1, 『礼記』に、「孝子(こうし)の深愛(しんあい)有る者は必ず和気(わき)あり」とあります。意味は、「父母を真に深く愛する孝行の人は、必ず和気、なごやかであたたかい気がただよう」です。戦後日本経済をリードした土光敏夫は、自社の人事部長に、「孝行者を採(と)ってくれ」としきりに言ったそうですが、こうした人柄の持ち主であればどこの会社も欲しい人材ではないでしょうか。

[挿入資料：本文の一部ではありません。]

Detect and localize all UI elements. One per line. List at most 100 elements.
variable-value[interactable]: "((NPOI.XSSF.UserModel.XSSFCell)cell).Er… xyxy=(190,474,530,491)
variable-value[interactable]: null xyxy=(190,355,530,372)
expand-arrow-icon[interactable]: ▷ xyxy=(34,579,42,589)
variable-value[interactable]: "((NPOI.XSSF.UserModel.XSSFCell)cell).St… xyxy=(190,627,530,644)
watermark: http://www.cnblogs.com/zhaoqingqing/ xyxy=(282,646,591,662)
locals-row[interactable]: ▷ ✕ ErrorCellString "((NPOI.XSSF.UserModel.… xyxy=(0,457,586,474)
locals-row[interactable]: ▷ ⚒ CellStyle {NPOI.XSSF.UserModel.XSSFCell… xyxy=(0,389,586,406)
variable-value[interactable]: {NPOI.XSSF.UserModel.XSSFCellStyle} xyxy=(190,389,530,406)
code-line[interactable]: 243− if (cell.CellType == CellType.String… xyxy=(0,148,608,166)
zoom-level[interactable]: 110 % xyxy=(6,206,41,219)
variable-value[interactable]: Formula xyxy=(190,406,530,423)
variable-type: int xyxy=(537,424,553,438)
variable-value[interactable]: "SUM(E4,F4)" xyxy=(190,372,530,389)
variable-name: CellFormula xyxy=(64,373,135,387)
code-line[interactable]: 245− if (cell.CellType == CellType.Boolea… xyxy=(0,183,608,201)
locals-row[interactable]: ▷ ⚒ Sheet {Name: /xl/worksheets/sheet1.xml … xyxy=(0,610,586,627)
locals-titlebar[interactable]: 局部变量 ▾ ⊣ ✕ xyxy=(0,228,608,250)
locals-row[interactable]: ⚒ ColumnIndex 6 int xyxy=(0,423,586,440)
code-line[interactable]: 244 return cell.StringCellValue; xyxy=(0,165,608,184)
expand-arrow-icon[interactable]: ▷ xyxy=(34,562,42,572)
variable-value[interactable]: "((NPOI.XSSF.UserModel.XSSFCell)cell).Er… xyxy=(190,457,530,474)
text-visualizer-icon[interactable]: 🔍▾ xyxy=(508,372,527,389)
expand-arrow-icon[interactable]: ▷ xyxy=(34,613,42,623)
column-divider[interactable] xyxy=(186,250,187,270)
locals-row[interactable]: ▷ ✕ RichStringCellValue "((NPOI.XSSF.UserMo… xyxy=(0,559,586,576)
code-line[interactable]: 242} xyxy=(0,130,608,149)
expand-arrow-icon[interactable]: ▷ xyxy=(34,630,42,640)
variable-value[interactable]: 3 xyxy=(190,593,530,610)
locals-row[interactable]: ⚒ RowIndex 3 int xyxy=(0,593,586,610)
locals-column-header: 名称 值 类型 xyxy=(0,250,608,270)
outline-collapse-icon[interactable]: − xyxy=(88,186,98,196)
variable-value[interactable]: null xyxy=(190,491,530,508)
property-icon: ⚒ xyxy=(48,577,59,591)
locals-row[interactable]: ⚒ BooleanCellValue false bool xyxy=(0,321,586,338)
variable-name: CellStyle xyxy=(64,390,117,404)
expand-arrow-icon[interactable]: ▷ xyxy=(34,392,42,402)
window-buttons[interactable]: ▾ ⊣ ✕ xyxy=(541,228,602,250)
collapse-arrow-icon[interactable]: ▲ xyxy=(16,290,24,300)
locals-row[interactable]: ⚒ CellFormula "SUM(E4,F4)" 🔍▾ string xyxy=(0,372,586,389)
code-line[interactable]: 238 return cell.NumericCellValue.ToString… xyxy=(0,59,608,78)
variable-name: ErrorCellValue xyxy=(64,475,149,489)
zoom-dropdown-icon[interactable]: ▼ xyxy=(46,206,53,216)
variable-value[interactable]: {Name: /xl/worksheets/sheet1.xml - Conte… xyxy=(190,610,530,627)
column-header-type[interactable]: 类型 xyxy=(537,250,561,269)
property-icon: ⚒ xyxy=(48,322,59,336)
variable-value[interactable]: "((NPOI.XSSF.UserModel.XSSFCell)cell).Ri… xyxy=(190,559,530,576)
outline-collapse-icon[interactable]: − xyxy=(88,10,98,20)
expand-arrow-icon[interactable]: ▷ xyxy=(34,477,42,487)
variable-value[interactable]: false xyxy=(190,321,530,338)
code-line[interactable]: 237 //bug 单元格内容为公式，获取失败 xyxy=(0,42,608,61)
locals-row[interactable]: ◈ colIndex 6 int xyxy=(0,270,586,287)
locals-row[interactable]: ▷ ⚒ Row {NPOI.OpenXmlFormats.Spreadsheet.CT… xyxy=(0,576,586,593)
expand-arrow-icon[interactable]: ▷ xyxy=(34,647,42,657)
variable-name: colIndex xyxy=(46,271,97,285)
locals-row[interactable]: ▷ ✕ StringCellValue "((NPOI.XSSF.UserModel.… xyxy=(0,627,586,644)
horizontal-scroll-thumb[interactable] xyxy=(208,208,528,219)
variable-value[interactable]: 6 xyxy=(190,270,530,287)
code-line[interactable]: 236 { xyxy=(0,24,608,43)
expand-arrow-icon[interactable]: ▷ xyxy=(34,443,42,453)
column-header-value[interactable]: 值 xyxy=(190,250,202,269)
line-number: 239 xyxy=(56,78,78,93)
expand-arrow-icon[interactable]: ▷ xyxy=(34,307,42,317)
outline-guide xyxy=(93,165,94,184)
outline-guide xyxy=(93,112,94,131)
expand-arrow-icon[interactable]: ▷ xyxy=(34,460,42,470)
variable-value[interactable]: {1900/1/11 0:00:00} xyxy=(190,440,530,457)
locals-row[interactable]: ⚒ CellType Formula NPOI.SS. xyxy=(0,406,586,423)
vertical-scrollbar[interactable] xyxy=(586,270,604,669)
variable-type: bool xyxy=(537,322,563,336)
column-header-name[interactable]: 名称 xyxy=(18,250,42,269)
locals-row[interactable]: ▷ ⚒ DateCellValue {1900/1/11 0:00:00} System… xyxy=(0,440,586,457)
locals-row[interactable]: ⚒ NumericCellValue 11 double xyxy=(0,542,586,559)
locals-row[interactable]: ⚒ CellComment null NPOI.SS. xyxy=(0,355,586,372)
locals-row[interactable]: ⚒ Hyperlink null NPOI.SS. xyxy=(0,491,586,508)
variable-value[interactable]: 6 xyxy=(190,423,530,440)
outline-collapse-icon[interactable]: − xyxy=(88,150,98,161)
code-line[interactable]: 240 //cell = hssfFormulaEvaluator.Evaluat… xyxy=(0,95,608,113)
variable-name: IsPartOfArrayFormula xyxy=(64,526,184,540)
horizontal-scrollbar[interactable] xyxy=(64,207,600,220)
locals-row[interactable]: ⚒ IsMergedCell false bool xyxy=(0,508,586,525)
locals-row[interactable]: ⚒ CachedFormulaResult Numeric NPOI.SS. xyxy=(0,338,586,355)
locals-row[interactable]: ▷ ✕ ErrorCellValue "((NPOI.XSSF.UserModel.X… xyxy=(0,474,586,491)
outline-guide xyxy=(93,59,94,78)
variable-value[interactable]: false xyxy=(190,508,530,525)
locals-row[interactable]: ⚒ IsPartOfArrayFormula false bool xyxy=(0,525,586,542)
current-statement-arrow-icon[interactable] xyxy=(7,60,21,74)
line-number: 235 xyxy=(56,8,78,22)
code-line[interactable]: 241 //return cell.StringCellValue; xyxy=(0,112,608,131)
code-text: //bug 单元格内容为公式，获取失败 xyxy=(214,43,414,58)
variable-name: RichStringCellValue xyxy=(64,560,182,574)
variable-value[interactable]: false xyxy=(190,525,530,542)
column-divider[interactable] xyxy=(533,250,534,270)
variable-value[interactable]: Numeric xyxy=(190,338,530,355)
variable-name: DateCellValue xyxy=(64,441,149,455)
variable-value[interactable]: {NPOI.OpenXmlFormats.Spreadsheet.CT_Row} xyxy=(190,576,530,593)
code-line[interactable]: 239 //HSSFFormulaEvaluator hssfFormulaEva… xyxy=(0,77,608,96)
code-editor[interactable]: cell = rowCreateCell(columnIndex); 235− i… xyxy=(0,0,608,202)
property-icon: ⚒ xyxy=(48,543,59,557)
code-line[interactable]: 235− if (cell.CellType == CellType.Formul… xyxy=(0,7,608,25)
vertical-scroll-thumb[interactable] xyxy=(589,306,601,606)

2.孝行といえば中江藤樹が有名ですが、その藤樹の名著『翁問答』には、孝行について記されています。例えば、「天君(てんくん)という先覚者と「体充」(じゅうそく)という弟子の問答対話があります。体充が「人間が一生で従うべきは、どのような道でしょうか」と問い、天君が「われわれ人間には至徳要道(しとくようどう・徳の至りという重要な道)、という天下無双の霊宝がある。この宝を守り、全ての行いの要点とすべき」と説きます。
3.この宝を求め学ぶために語ったのが『孝経』です。この「孝」という「徳の至り」が働いて人の心に通じるのは、「孝」が「愛と敬」から成り立っているからだといいます。